“How Old Is the Earth?” series (post #2)
The Bible teaches that the days of the creation week, as described in Genesis chapter 1, were literal 24-hour days. Need proof of that? Then hang with me for this series entitled “How Old Is the Earth?”
In the series’ first post, I dealt with the Hebrew word yom, the word our English translations translate as “day” in the Bible’s creation story. There’s nothing unique or exciting about yom. For the most part, it’s just the common Hebrew word for “day.” That in itself is significant. Then, when we add in that the Bible specifically says that the six days each had an evening and a morning, well, it takes some imagination to read anything other than 24-hour days into that.
Okay, so now with this second post I’d like to hit upon another easy-to-understand piece of evidence for those days being 24-hour days. That second piece of evidence is this: Adam and Eve were created on day six and lived all the way through days six and seven. You see, this one is so simple and obvious that many people read right past it. Call it a case of hiding in plain sight.
The record of God’s work on day six of creation is found in Genesis 1:24-31, and further details of that work are provided in Genesis 2:1-25. First, the day began with God creating all of the earth’s land creatures: the beasts of the earth, livestock, insects, snakes, lizards, etc. (Genesis 1:24-25). Second, God created Adam and placed him in the garden of Eden (Genesis 2:7-8,15). Third, God gave Adam the command not to eat the fruit from the tree of the knowledge of good and evil (Genesis 2:16-17). Fourth, God brought the land creatures that He had created earlier in the day and allowed Adam to show his dominion over them by naming them (Genesis 2:19-20). Fifth, God caused Adam to fall into a deep sleep, and while Adam slept, God took a rib from him and from that rib created Eve (Genesis 2:18, 21-25).

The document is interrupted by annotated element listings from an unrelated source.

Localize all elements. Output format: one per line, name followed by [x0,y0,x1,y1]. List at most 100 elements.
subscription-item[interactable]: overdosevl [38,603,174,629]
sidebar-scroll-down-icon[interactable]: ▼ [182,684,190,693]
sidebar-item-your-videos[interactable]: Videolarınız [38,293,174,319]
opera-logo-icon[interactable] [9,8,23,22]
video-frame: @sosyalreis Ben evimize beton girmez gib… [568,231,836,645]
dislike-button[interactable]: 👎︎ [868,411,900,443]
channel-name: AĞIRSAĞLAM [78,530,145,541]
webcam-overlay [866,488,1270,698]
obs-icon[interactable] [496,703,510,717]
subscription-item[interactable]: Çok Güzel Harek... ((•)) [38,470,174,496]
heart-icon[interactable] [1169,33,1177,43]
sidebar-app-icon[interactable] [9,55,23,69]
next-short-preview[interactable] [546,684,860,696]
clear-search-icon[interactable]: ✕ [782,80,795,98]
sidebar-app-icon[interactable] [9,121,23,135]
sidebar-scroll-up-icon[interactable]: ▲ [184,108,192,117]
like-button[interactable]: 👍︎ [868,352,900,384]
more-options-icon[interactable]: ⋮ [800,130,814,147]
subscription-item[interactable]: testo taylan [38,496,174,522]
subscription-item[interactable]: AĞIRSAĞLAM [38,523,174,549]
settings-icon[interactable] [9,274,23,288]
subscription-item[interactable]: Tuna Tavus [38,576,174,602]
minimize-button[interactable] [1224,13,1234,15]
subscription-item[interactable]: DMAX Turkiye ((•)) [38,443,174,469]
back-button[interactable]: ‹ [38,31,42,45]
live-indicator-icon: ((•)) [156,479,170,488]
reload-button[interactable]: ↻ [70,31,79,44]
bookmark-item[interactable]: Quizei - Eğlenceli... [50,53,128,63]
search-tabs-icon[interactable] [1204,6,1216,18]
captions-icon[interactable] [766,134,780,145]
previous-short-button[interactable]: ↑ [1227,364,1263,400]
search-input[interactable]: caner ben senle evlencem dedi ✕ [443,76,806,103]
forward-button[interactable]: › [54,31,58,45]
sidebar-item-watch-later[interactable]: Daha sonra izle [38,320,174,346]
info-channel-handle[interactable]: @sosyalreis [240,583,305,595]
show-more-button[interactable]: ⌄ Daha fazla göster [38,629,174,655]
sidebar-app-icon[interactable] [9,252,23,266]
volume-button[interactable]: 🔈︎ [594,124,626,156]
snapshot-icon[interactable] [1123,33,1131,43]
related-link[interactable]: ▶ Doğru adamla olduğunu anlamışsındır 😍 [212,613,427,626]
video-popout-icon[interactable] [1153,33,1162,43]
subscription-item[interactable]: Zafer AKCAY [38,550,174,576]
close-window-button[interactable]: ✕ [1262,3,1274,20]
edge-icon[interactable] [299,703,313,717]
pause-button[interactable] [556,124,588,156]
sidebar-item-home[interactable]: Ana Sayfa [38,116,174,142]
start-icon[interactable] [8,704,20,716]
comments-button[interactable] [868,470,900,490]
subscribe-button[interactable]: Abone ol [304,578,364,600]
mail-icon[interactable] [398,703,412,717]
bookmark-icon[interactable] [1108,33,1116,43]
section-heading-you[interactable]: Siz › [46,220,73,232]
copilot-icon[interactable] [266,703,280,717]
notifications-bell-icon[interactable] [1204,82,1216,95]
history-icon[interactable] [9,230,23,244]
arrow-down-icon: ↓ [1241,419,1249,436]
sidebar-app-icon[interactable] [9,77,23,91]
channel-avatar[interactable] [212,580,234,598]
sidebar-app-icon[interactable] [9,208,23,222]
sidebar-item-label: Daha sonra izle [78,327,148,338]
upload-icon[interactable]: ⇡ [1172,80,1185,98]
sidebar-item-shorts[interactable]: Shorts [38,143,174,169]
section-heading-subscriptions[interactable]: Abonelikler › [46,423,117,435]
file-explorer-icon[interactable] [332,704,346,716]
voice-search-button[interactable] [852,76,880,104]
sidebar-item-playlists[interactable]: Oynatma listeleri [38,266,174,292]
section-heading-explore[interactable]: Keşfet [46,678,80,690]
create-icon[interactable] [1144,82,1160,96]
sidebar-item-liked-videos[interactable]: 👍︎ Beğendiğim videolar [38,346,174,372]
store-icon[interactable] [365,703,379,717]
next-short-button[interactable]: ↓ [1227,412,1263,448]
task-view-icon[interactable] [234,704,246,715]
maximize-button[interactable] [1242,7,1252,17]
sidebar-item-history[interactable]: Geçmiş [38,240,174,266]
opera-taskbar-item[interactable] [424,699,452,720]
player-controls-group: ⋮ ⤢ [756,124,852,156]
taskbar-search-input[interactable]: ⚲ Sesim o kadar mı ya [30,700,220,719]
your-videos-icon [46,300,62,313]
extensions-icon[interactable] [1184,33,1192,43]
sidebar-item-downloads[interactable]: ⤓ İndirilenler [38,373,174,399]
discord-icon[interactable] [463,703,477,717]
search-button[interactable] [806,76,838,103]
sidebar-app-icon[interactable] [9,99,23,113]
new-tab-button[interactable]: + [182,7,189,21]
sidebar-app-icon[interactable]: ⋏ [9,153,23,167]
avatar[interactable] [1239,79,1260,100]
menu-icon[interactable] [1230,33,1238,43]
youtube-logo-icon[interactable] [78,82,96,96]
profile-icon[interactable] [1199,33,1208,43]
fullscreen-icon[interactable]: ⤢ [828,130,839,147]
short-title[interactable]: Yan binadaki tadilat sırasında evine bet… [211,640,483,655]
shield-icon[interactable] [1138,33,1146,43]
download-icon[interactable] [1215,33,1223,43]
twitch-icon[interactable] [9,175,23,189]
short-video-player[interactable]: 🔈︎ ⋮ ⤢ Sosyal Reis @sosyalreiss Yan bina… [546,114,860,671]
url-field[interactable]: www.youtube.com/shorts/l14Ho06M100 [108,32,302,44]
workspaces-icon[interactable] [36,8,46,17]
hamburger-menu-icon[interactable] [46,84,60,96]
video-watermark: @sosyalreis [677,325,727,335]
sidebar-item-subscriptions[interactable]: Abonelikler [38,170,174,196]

All of this allows us to place Genesis 2:1-3 into its proper chronological place in the order of events:
Thus the heavens and the earth, and all the host of them, were finished. And on the seventh day God ended His work which He had done, and He rested on the seventh day from all His work which He had done. Then God blessed the seventh day and sanctified it, because in it He rested from all His work which God had created and made. (N.K.J.V.)
Now, the Bible doesn’t tell us how old Adam was when Eve gave birth to Cain or Abel (Genesis 4:1-2), but it does tell us that he was 130 when she gave birth to Seth (Genesis 5:3). That would be 130 years after the day when Adam himself was created. Following Seth’s birth Adam went on to live another 800 years before dying at the age 930 (Genesis 5:4-5).
So you tell me, does any of that sound like either day six or day seven of the creation week was anything other than a 24-hour day? I mean, once Adam was created and placed in Eden, if either the rest of that sixth day or the entirety of the seventh day was thousands of years long or millions of years long, Adam would have been much older than 930 when he died. And the same thing holds true for Eve despite the fact that the Bible doesn’t mention her age at any point of her life or death.
You see, Adam dying at 930 — and there are solid explanations for how those early people lived such long lives — isn’t a problem if the days of the creation week were 24-hour days. But it becomes a colossal problem if we try to interpret those days as eons of time that gobbled up thousands, millions, or billions of years. I would even go so far as to say that God purposely inspired Moses to write Adam’s age at death as a way of confirming that the creation week was just that, an actual week. And needless to say, a literal week of creation adds up to an earth that is a few thousand years old and no more.